Mr. Murphy


Framework for automating Graphical User Interface (GUI) based application analysis and testing.


Most of the available UI automation frameworks are built on the assumption the application to automate and the steps to perform are well known.

Mr. Murphy was originally built to explore complex GUI applications in order to find issues which other testing approaches could not. As it proved quite successful, it was soon tested against other use cases such as the automation of generic Windows installers as well as analysis of Potentially Unwanted Applications (PUA).

Though Mr. Murphy has a limited support for platforms and GUIs, its APIs were designed to enable easy extension of the framework.

Design Principles

Mr. Murphy borrows several concepts and design patterns from basic Automation and State/Model representation principles.

The problem abstraction is divided in different layers which are here represented.


At the lowest layer, the Device can be either a physical computer, a mobile device or a virtual machine. The configuration, provisioning and operation of the Device are out of Mr. Murphy scope.

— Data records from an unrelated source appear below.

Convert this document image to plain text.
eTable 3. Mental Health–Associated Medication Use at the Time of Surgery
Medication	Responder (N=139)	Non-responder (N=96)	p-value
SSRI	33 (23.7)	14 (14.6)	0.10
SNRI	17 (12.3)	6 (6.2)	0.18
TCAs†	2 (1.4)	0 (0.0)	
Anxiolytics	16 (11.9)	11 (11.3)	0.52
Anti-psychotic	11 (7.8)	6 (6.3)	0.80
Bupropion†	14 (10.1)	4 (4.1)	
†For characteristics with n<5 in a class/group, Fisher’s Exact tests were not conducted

The Automation layer is the first abstraction implemented by the framework. Its responsibility is to enable the interfacing with the chosen Device. The Automation facilities allow to acquire raw data such as screenshots and control the Device interfaces such as mouse and keyboard. This layer can be extended to provide support to new platforms such as hardware devices or hypervisors.

The Model layer is responsible for interpreting the GUI state and providing a formal representation of it. A State consists of static information such as the window image and actionable items leading to the transition to a new State. This layer abstracts Operating Systems and windowing frameworks details.

The Travel Journal layer allows to annotate the State transitions and represent them as a directed graph. As the application under test might be unknown or presenting unexpected variations, the Journal becomes a useful support for the exploration process.

The last layer, the Agent, drives the execution of the GUI application. It does so by interpreting the application GUI State and comparing it with the information stored in the Journal. Agents implementations are Use Case specific. Few examples are available in the agents folder and can be used via the command line tool.